The only two catches that I can think of are:
On 32-bit system, you are limited to just under 4GB total for all mapped byte buffers. (That is actually a limit for my application, and I now run on 64-bit architectures.)
Implementation is JVM specific and not a requirement. I use Sun's JVM and there are no problems, but YMMV.
Kirk Pepperdine (a somewhat famous Java performance guru) is involved with a website, www.JavaPerformanceTuning.com, that has some more MBB details: NIO Performance Tips
If you access files in a random fashion (read here, skip, write there, move back) then you have a problem ;-)
But if you only write big files, you should seriously consider using streams. java.io.FileOutputStream can be used directly to write file byte after byte or wrapped in any other stream (i.e. DataOutputStream, ObjectOutputStream) for convenience of writing floats, ints, Strings or even serializeable objects. Similar classes exist for reading files.
Streams offer you convenience of manipulating arbitrarily large files in (almost) arbitrarily small memory. They are preferred way of accessing file system in vast majority of cases.

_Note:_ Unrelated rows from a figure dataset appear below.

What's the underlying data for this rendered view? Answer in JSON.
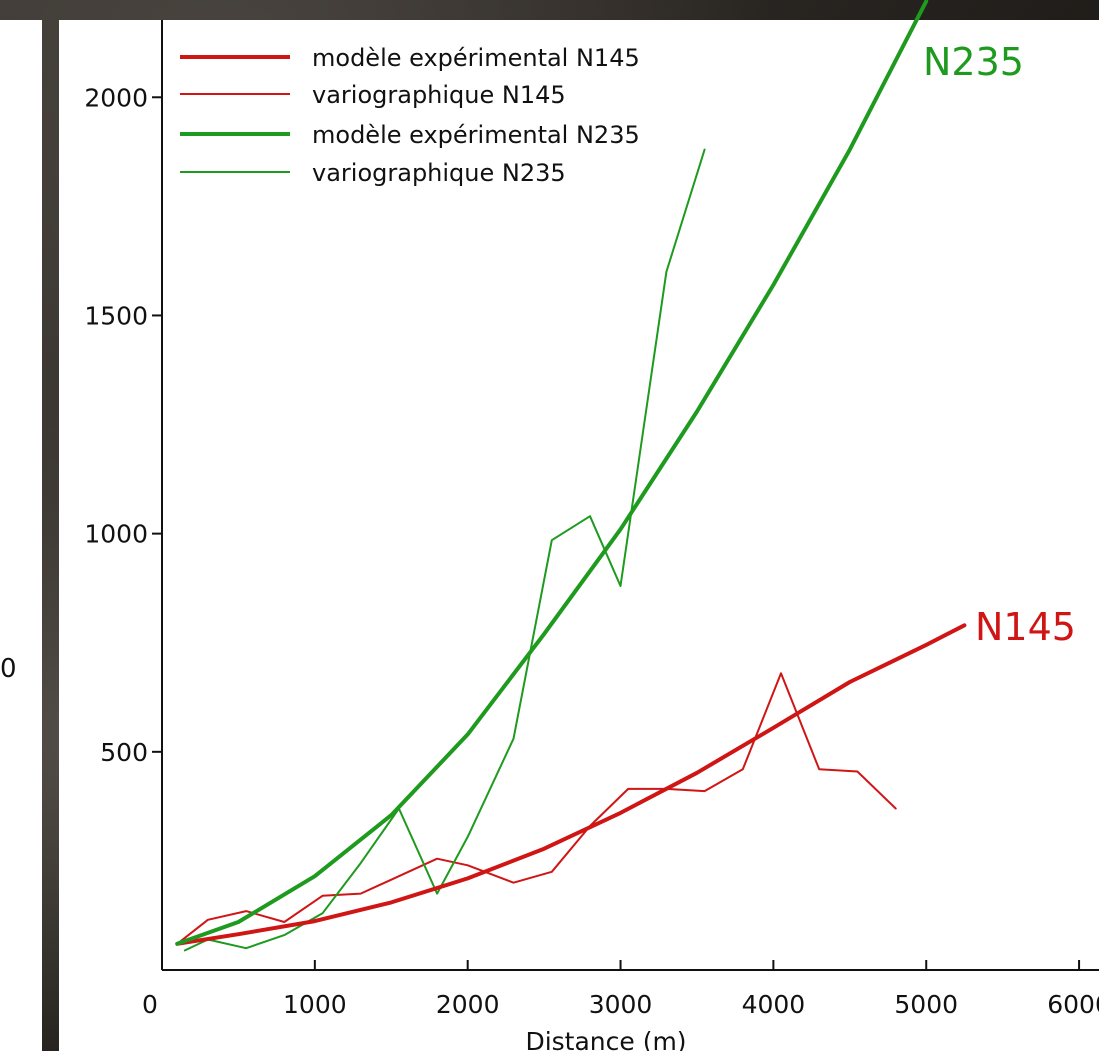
{
  "chart_data": {
    "type": "line",
    "title": "",
    "xlabel": "Distance (m)",
    "ylabel": "",
    "xlim": [
      0,
      6150
    ],
    "ylim": [
      0,
      2200
    ],
    "x_ticks": [
      0,
      1000,
      2000,
      3000,
      4000,
      5000,
      6000
    ],
    "y_ticks": [
      500,
      1000,
      1500,
      2000
    ],
    "legend_position": "top-left",
    "series": [
      {
        "name": "modèle expérimental N145",
        "color": "#d01515",
        "style": "thick",
        "x": [
          100,
          500,
          1000,
          1500,
          2000,
          2500,
          3000,
          3500,
          4000,
          4500,
          5000,
          5250
        ],
        "y": [
          60,
          82,
          112,
          155,
          210,
          278,
          360,
          452,
          555,
          660,
          745,
          790
        ]
      },
      {
        "name": "variographique N145",
        "color": "#d01515",
        "style": "thin",
        "x": [
          100,
          300,
          550,
          800,
          1050,
          1300,
          1550,
          1800,
          2000,
          2300,
          2550,
          2800,
          3050,
          3300,
          3550,
          3800,
          4050,
          4300,
          4550,
          4800
        ],
        "y": [
          60,
          115,
          135,
          110,
          170,
          175,
          215,
          255,
          240,
          200,
          225,
          330,
          415,
          415,
          410,
          460,
          680,
          460,
          455,
          370
        ]
      },
      {
        "name": "modèle expérimental N235",
        "color": "#1e9a1e",
        "style": "thick",
        "x": [
          100,
          500,
          1000,
          1500,
          2000,
          2500,
          3000,
          3500,
          4000,
          4500,
          5000
        ],
        "y": [
          60,
          110,
          215,
          355,
          540,
          770,
          1010,
          1280,
          1570,
          1880,
          2220
        ]
      },
      {
        "name": "variographique N235",
        "color": "#1e9a1e",
        "style": "thin",
        "x": [
          150,
          300,
          550,
          800,
          1050,
          1300,
          1550,
          1800,
          2000,
          2300,
          2550,
          2800,
          3000,
          3300,
          3550
        ],
        "y": [
          45,
          70,
          50,
          80,
          130,
          245,
          370,
          175,
          305,
          530,
          985,
          1040,
          880,
          1600,
          1880
        ]
      }
    ],
    "annotations": [
      {
        "text": "N235",
        "color": "#1e9a1e"
      },
      {
        "text": "N145",
        "color": "#d01515"
      }
    ]
  },
  "side_fragment": {
    "text": "0"
  }
}
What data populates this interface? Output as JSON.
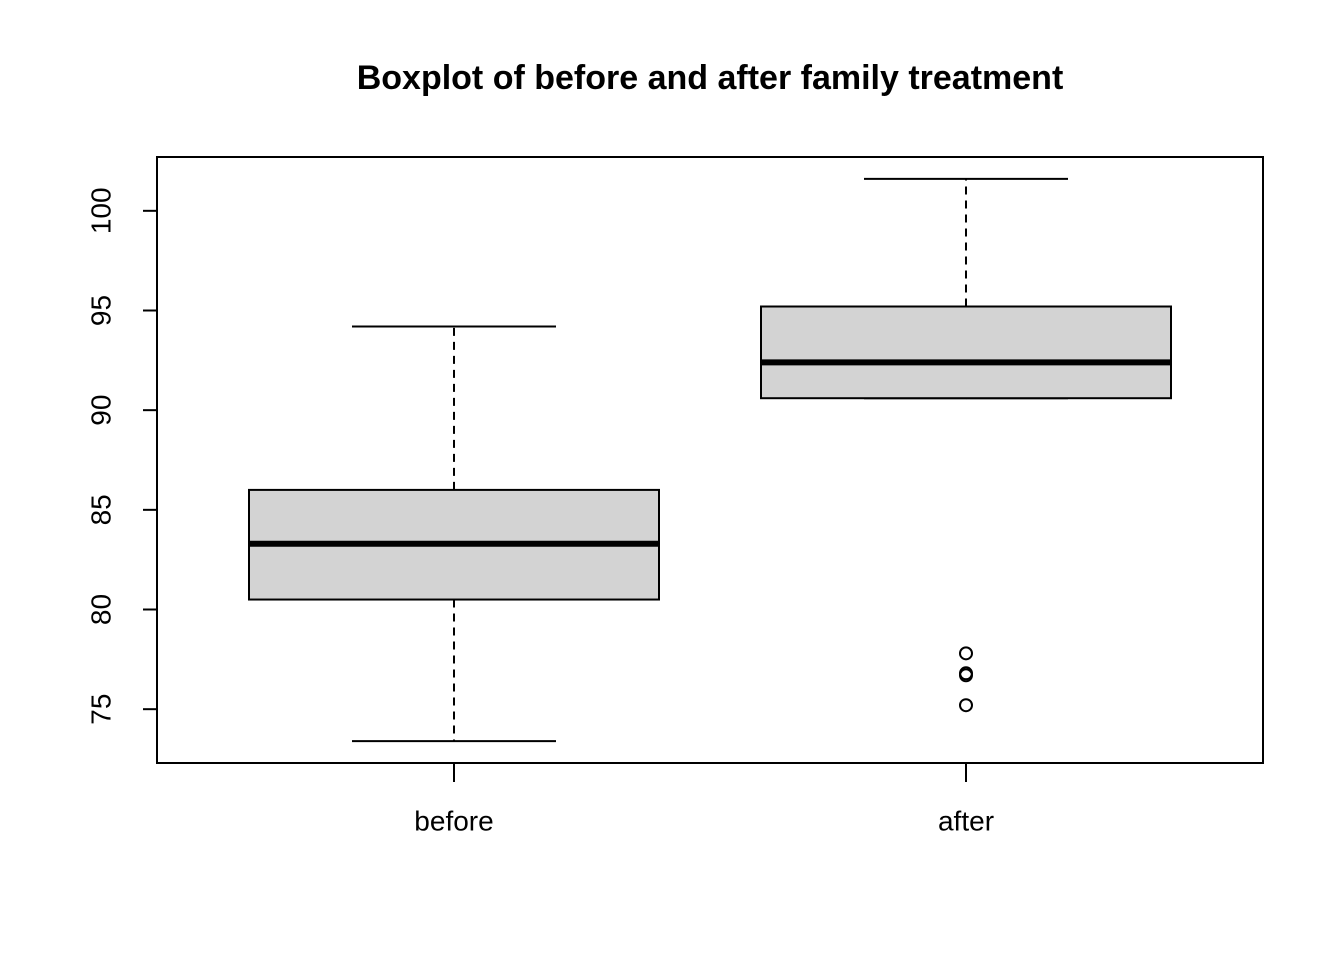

Using the transferFrom method should help with this, assuming you write to the channel incrementally and not all at once as previous answers also point out.
This can depend on the particular JDK vendor and version.
There is a bug in GC in some Sun JVMs. Shortages of direct memory will not trigger a GC in the main heap, but the direct memory is pinned down by garbage direct ByteBuffers in the main heap. If the main heap is mostly empty they many not be collected for a long time.
This can burn you even if you aren't using direct buffers on your own, because the JVM may be creating direct buffers on your behalf. For instance, writing a non-direct ByteBuffer to a SocketChannel creates a direct buffer under the covers to use for the actual I/O operation.
The workaround is to use a small number of direct buffers yourself, and keep them around for reuse.
The previous two responses seem pretty reasonable. As for whether the command line switch will work, it depends how quickly your memory usage hits the limit. If you don't have enough ram and virtual memory available to at least triple the memory available, then you will need to use one of the alternate suggestions given.